​Motivation and philosophy

A project log for EverywhereElectric

Motor control/monitor system for a fully featured EV (bike, board, etc), >1KW 3phase motor control, Android control interface and hardware.

jarrodJarrod 08/19/2014 at 13:070 Comments

Transporting humans from A to B takes a significant toll on the world around us, especially since we usually transport a tonne of metal with us at the same time, generally powered by inefficient, non-renewable petrol/gas engines which take yet more energy to produce and maintain. Not to mention the wastage of time and fuel resulting from traffic congestion and the huge infrastructure cost to cope with the growing density of cities around the world.

But this is a problem which seems to have an obvious solution.. Use smaller, more efficient vehicles and all of the above problems get a lot smaller too. Bikes are a fantastic example, you literally can’t transport yourself over average commuting distances more efficiently and you can avoid congestion simply because small vehicles can flow around cars like water through sand. However, it does require a bit of effort, and it’s not always practical to arrive sweaty or ride long distances under pedal power alone. Sometimes you are just not in the mood, or the weather isn't quite right and this pushes you back to old car driving habits (guilty!)
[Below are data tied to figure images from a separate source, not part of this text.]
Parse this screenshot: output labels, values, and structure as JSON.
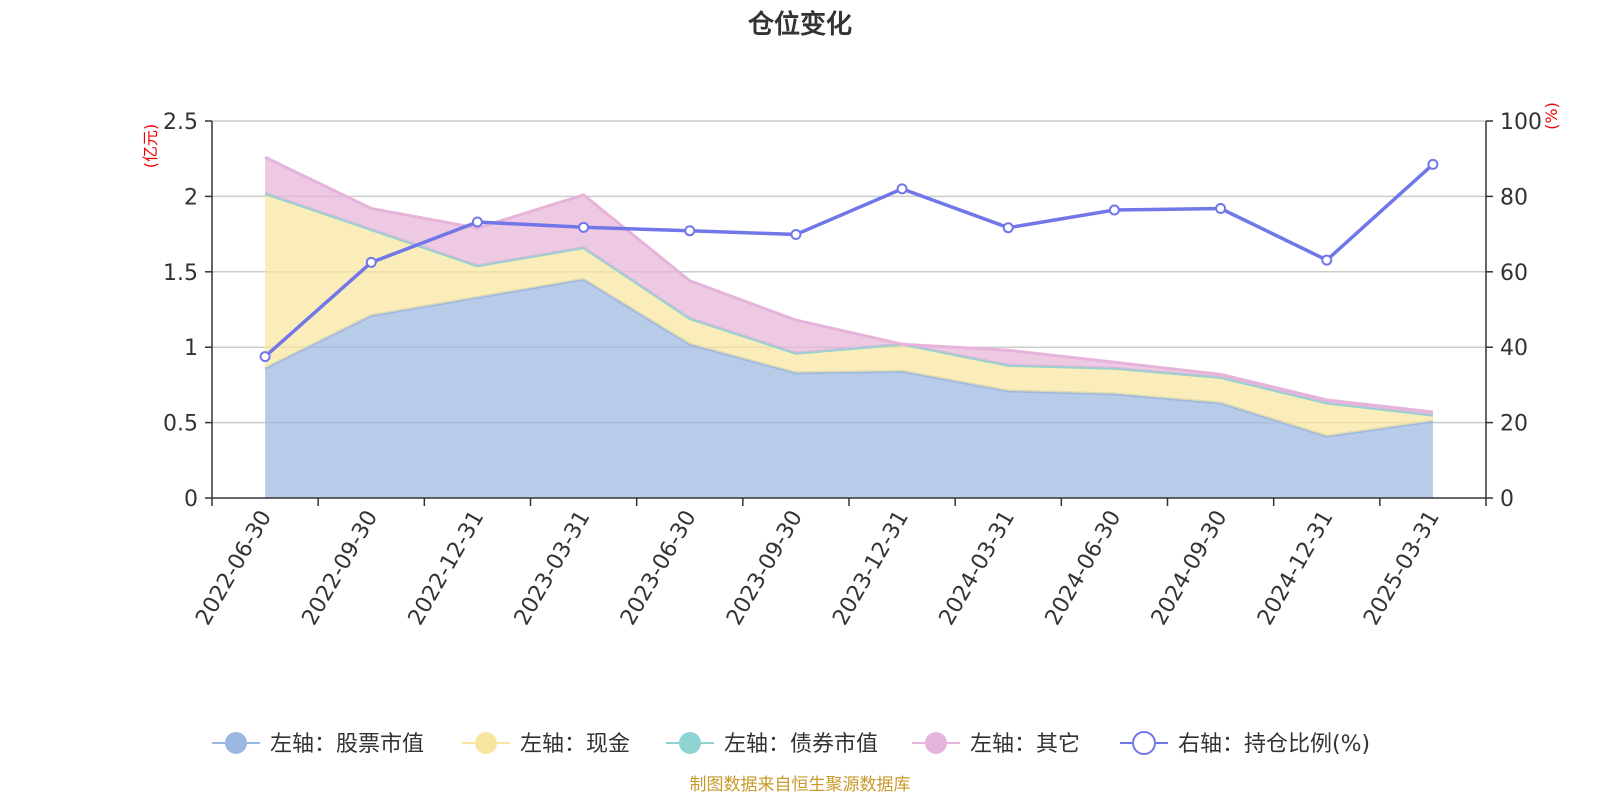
{
  "title": "仓位变化",
  "source": "制图数据来自恒生聚源数据库",
  "chart_data": {
    "type": "area",
    "categories": [
      "2022-06-30",
      "2022-09-30",
      "2022-12-31",
      "2023-03-31",
      "2023-06-30",
      "2023-09-30",
      "2023-12-31",
      "2024-03-31",
      "2024-06-30",
      "2024-09-30",
      "2024-12-31",
      "2025-03-31"
    ],
    "left_axis": {
      "unit": "(亿元)",
      "ylim": [
        0,
        2.5
      ],
      "ticks": [
        "0",
        "0.5",
        "1",
        "1.5",
        "2",
        "2.5"
      ],
      "tick_values": [
        0,
        0.5,
        1,
        1.5,
        2,
        2.5
      ]
    },
    "right_axis": {
      "unit": "(%)",
      "ylim": [
        0,
        100
      ],
      "ticks": [
        "0",
        "20",
        "40",
        "60",
        "80",
        "100"
      ],
      "tick_values": [
        0,
        20,
        40,
        60,
        80,
        100
      ]
    },
    "series": [
      {
        "name": "左轴：股票市值",
        "type": "area",
        "axis": "left",
        "stack": true,
        "color": "#9db8e0",
        "values": [
          0.86,
          1.21,
          1.33,
          1.45,
          1.02,
          0.83,
          0.84,
          0.71,
          0.69,
          0.63,
          0.41,
          0.51
        ]
      },
      {
        "name": "左轴：现金",
        "type": "area",
        "axis": "left",
        "stack": true,
        "color": "#f8e6a0",
        "values": [
          1.16,
          0.57,
          0.21,
          0.21,
          0.17,
          0.13,
          0.18,
          0.17,
          0.17,
          0.17,
          0.22,
          0.04
        ]
      },
      {
        "name": "左轴：债券市值",
        "type": "area",
        "axis": "left",
        "stack": true,
        "color": "#8fd3d3",
        "values": [
          0,
          0,
          0,
          0,
          0,
          0,
          0,
          0,
          0,
          0,
          0,
          0
        ]
      },
      {
        "name": "左轴：其它",
        "type": "area",
        "axis": "left",
        "stack": true,
        "color": "#e6b4da",
        "values": [
          0.24,
          0.14,
          0.25,
          0.35,
          0.25,
          0.22,
          0.0,
          0.1,
          0.04,
          0.02,
          0.02,
          0.02
        ]
      },
      {
        "name": "右轴：持仓比例(%)",
        "type": "line",
        "axis": "right",
        "color": "#7177e8",
        "values": [
          37.5,
          62.5,
          73.2,
          71.8,
          70.9,
          69.9,
          82.0,
          71.7,
          76.4,
          76.8,
          63.1,
          88.5
        ]
      }
    ],
    "grid": true,
    "legend": "bottom"
  }
}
In the last couple of decades, electric motors and light weight batteries have become available. Thus the Ebike was born - the second most efficient method of commuting! With obvious advantages.

The concept has caught on in Europe and eastern countries, in fact electric bikes are outselling regular bikes in places like Italy and Germany. The trend is taking a while to hit the US and Australia (our homeland) however, so there is clearly a lot more work to be done in changing people's perception of travel. Safety is a big issue as well.

Electric vehicles are already around. You can already buy a motor, battery and controller, strap them to a bike and go. Why reinvent the electric wheel? Well, they exist but they are limited, overpriced and not designed with flexibility in mind. in fact they are often designed to obscure IP and limit functionality for (valid) commercial reasons.

By making an open source electric vehicle system, which in its nature is engaging and flexible, it will appeal to the types of people who are able to break apart the established norms and build new innovative solutions without annoying limitations on possible implementation. This project could be a great foundation to build new personal transportation devices to suit every need imaginable. This is what open source is all about - sharing core knowledge and hard earned work to allow others to add, change, improve and create things which may never otherwise happen.